“To weep is to make less the depth of grief.”
― William Shakespeare, King Henry VI
Life dishes out plenty of grief, even (perhaps especially) to kids. Loss, fear, injury, insults, heartbreak, disappointment, sickness, rejection, worry—what child has not been dealt these and has wept accordingly? Any impatience adults have with such weeping reflects our own shortcoming, not the child’s.
Even so, weeping—and its cousins, whining and grumbling and bellowing of indignation—is sometimes indulged in a little too liberally. Some laments seem more akin to complaints than to expressions of actual grief.

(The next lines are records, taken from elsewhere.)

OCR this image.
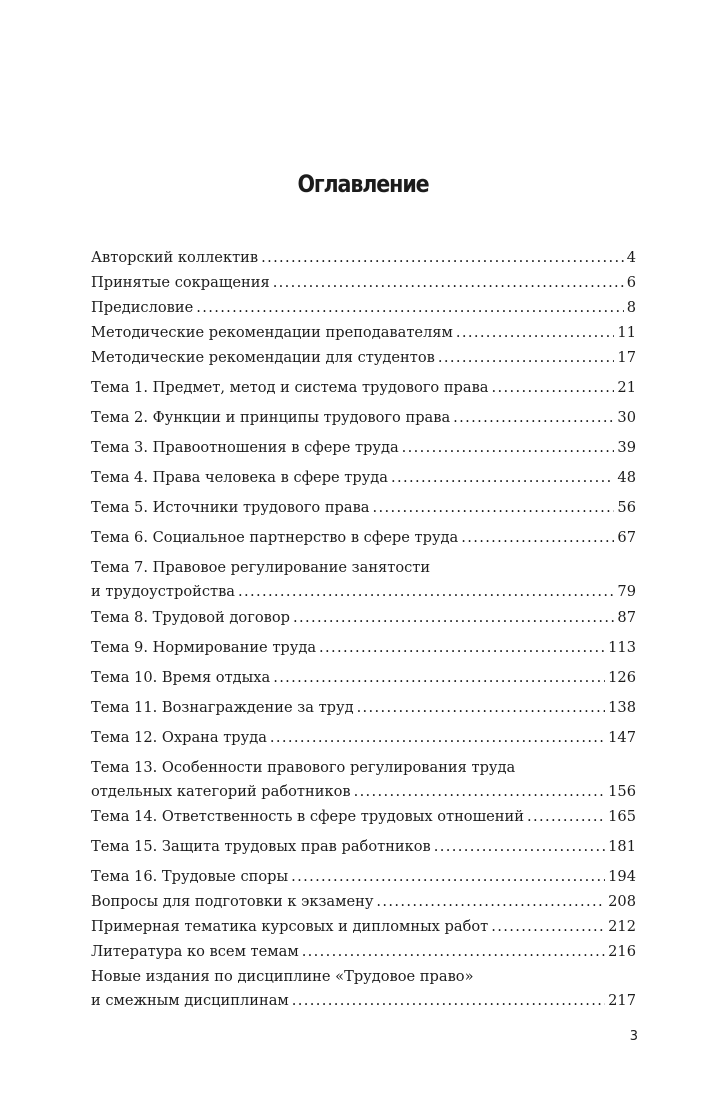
Оглавление
Авторский коллектив .....	4
Принятые сокращения .....	6
Предисловие .....	8
Методические рекомендации преподавателям .....	11
Методические рекомендации для студентов .....	17
Тема 1. Предмет, метод и система трудового права .....	21
Тема 2. Функции и принципы трудового права .....	30
Тема 3. Правоотношения в сфере труда .....	39
Тема 4. Права человека в сфере труда .....	48
Тема 5. Источники трудового права .....	56
Тема 6. Социальное партнерство в сфере труда .....	67
Тема 7. Правовое регулирование занятости
и трудоустройства .....	79
Тема 8. Трудовой договор .....	87
Тема 9. Нормирование труда .....	113
Тема 10. Время отдыха .....	126
Тема 11. Вознаграждение за труд .....	138
Тема 12. Охрана труда .....	147
Тема 13. Особенности правового регулирования труда
отдельных категорий работников .....	156
Тема 14. Ответственность в сфере трудовых отношений .....	165
Тема 15. Защита трудовых прав работников .....	181
Тема 16. Трудовые споры .....	194
Вопросы для подготовки к экзамену .....	208
Примерная тематика курсовых и дипломных работ .....	212
Литература ко всем темам .....	216
Новые издания по дисциплине «Трудовое право»
и смежным дисциплинам .....	217
3
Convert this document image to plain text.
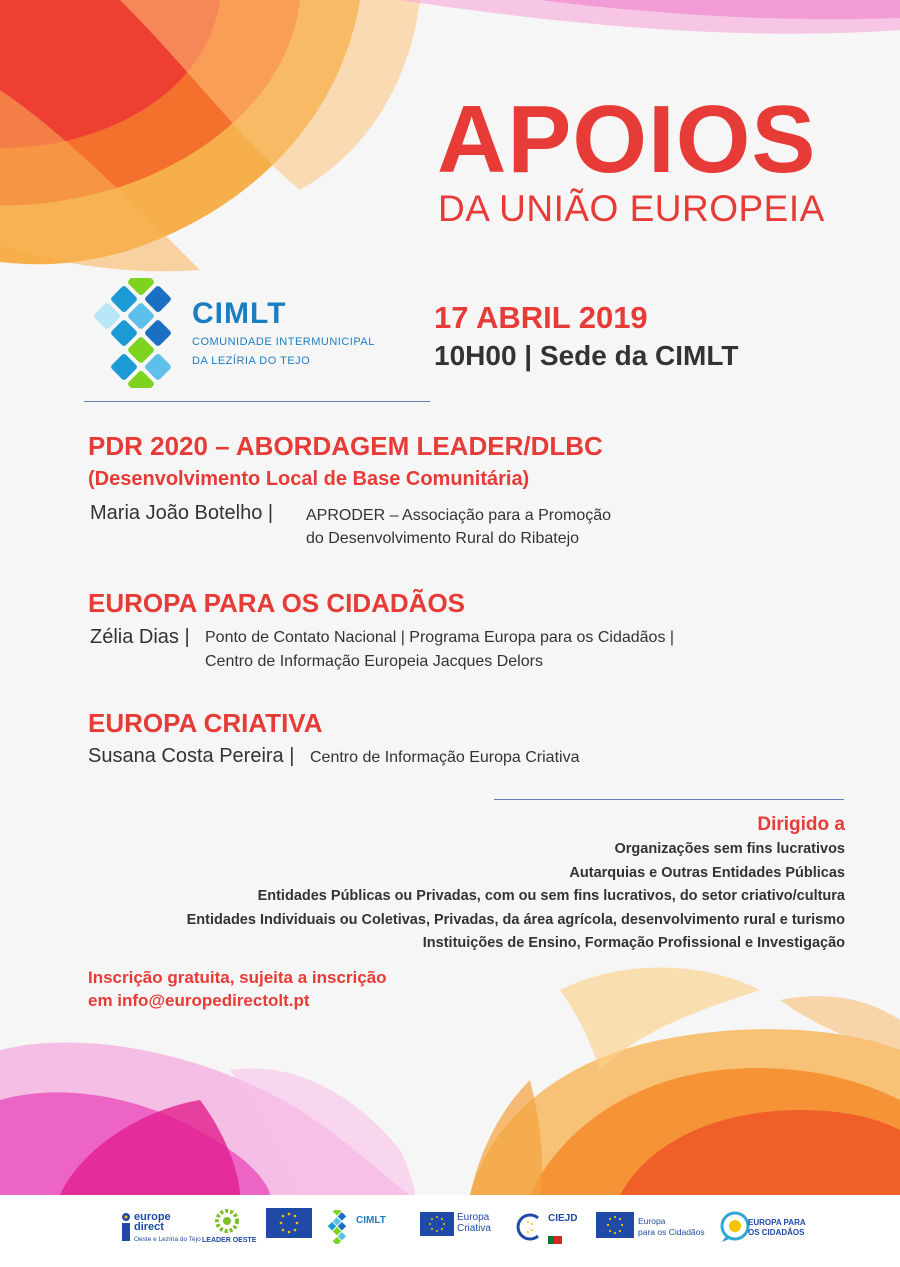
APOIOS
DA UNIÃO EUROPEIA
CIMLT
COMUNIDADE INTERMUNICIPAL
DA LEZÍRIA DO TEJO
17 ABRIL 2019
10H00 | Sede da CIMLT
PDR 2020 – ABORDAGEM LEADER/DLBC
(Desenvolvimento Local de Base Comunitária)
Maria João Botelho | APRODER – Associação para a Promoção
do Desenvolvimento Rural do Ribatejo
EUROPA PARA OS CIDADÃOS
Zélia Dias | Ponto de Contato Nacional | Programa Europa para os Cidadãos |
Centro de Informação Europeia Jacques Delors
EUROPA CRIATIVA
Susana Costa Pereira | Centro de Informação Europa Criativa
Dirigido a
Organizações sem fins lucrativos
Autarquias e Outras Entidades Públicas
Entidades Públicas ou Privadas, com ou sem fins lucrativos, do setor criativo/cultura
Entidades Individuais ou Coletivas, Privadas, da área agrícola, desenvolvimento rural e turismo
Instituições de Ensino, Formação Profissional e Investigação
Inscrição gratuita, sujeita a inscrição
em info@europedirectolt.pt
europe
direct
Oeste e Lezíria do Tejo LEADER OESTE
CIMLT	Europa
Criativa
CIEJD	Europa
para os Cidadãos
EUROPA PARA
OS CIDADÃOS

For example, whining to express that one’s brother is not doing his share of the chores or, conversely, that the brother is helping to pick up the sticks in the yard when one wanted to do this job by himself.
Or perhaps one’s brother refuses to smell one’s “good-smelling breath,” post teeth-brushing.
One’s food is detestable.
A boot is missing, only to be found in a place where the owner did not put it, and how did it get there: How?
Someone is scraping cardboard against a table in a way that he knows his brother finds annoying, and that’s why he’s doing it, too!
Lights-out came too soon, as will morning, as it turns out, 10 hours hence.
Someone quit the Monopoly game prematurely.
Impending haircuts will itch.
Shoveling snow makes them cold.
(Let’s pause to admit that the airing of such grievances is are not limited to children. Adults do this, too, in our own, more sophisticated—we think—way.)
But still, this is life, isn’t it? Whining and all?
Fortunately, there is an asylum from such absurdities, a rest for parental ears. It’s offered by screen time.
Screen time can be complex. For example, Sonny and Ace enjoy many educational games, and while we appreciate the educational value thereof, educational value is not why they play the games. School has educational value, as do books and the great outdoors, so they can get that in those places. And while I do not object to their playing games or watching videos purely for entertainment, they can easily find recreation elsewhere, if they have to, which they often do.
The chief reason they have screen time is so I can have peace and quiet. Ugly, maybe, but true. Screens are mesmerizing, after all, and we might as well channel that to some purpose. While they are being mesmerized, my brain is regrouping. It works.
But hark. What’s this I hear? Weeping’s cousins?
Someone’s brother is not letting him watch him play Minecraft, even though he let him watch when he played.
The tablet is out of power. Someone didn’t charge it! Who did not plug it in?
One’s allotted screen time is up long before one is finished playing the game, and that’s not fair!
Why are they complaining? Why aren’t they mesmerized? Where’s my peace and quiet? Don’t they know that’s what screen time is for?
And suddenly I am channeling Tom Hanks: “Are you crying? Are you crying? ARE YOU CRYING? There’s no crying! THERE’S NO CRYING IN SCREEN TIME!”
Because if there’s crying in screen time, opportunities for screen time—yes, even the educational apps—will go away. Ugly but true. The kids can go outside and shovel more snow instead.
Thank you, Shakespeare, for reminding us that weeping has its place.
And thank you, Tom Hanks, for articulating that weeping can be misplaced.
And may we all learn the difference.